The prior art assumed a fixed structure of the PDG, the parameters of which are optimized on site for the respective turbo set. With the design method described, such a model-based PDG is now created, the parameters of which no longer have to be optimized on the system by hand, since a computer-aided adaptation to the system situation has already taken place in the design. This reduces the time-consuming and costly commissioning phase. The customer demand for a simulative prediction of the behavior in the closed control loop can easily be met. Additional analysis tools are not required.

For the conception of the new H _oo- optimal pendulum damping device with a broad damping band, a physical route model was first developed. After linearization at the operating point, the standard problem for the controller design was formulated. The use of the H _∞ norm offers, since with this criterion, a direct specification of the damping is possible. The desired behavior can also be specified dynamically using the weighting functions.

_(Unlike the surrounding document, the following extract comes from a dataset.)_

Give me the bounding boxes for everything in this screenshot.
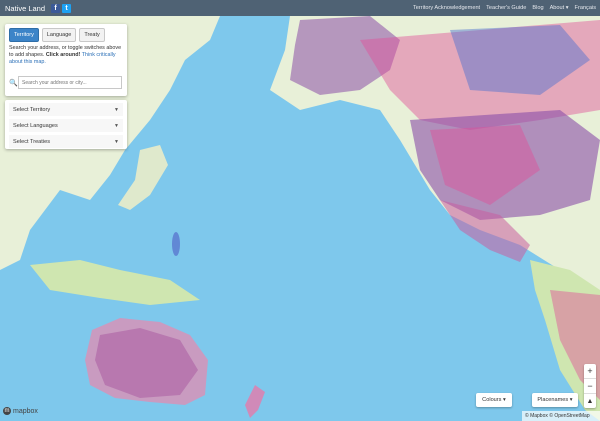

The design also takes into account sufficient robustness against load changes of the generator and other uncertainty factors, such as unavoidable model errors or network changes; Noisy measurement variables are also tolerated.

The structure described above ensures that the voltage is not influenced stationary. After a Order reduction, the PDG can be implemented in the function package of a digital voltage regulator.

Claims

claims

1. Model-based design process for a pendulum damping device (PDG) for turbogenerators in gas and / or steam power plants, characterized in that a physical route model is used and that a differentiating effect is already taken into account in the design to improve the damping behavior of the pendulum steaming device in the route model, whereby it is ensured that the output signal of the pendulum damping device (PDG) is stationary zero.

2. Design method according to claim 1, d a d u r c h g e k e n n z e i c h n e t that the differentiating effect is taken into account for the performance.

3. Design method according to claim 1, d a d u r c h g e k e n n z e i c h n e t that the differentiating effect for the speed is taken into account.

4. Design method according to claim 1, d a d u r c h g e k e n n z e i c h n e t that the differentiating effect is taken into account equally for the power and the speed.

5. Design method according to claim 1, d a d u r c h g e k e n n z e i c h n t that a damping function (Wl) allows the damping measure to be specified both over all frequencies and with dynamic transfer functions for specific frequency ranges directly.

6. System with at least one pendulum damping device for turbogenerators in gas and / or steam power plants, with which the occurring power vibrations are reduced, for which purpose a modulation of the excitation of the generator is derived from a significant signal. characterized by the conception according to the design method according to claim 1 or one of claims 2 to 5.

7. System according to claim 6, d a d u r c h g e k e n n - z e i c h n e t that the pendulum damping device (10) acts on the excitation of the generator.

8. System according to claim 6, d a d u r c h g e k e n n z e i c h n e t that the pendulum damping device (20) acts on the valve position in the turbine controller.

9. Plant according to claim 6, characterized in that two pendulum damping devices (10, 20) are present, of which one pendulum damping device (10) on the excitation of the generator (1) and the other pendulum damping device t (20) in the control of the turbine ( 2) acts on the valve position.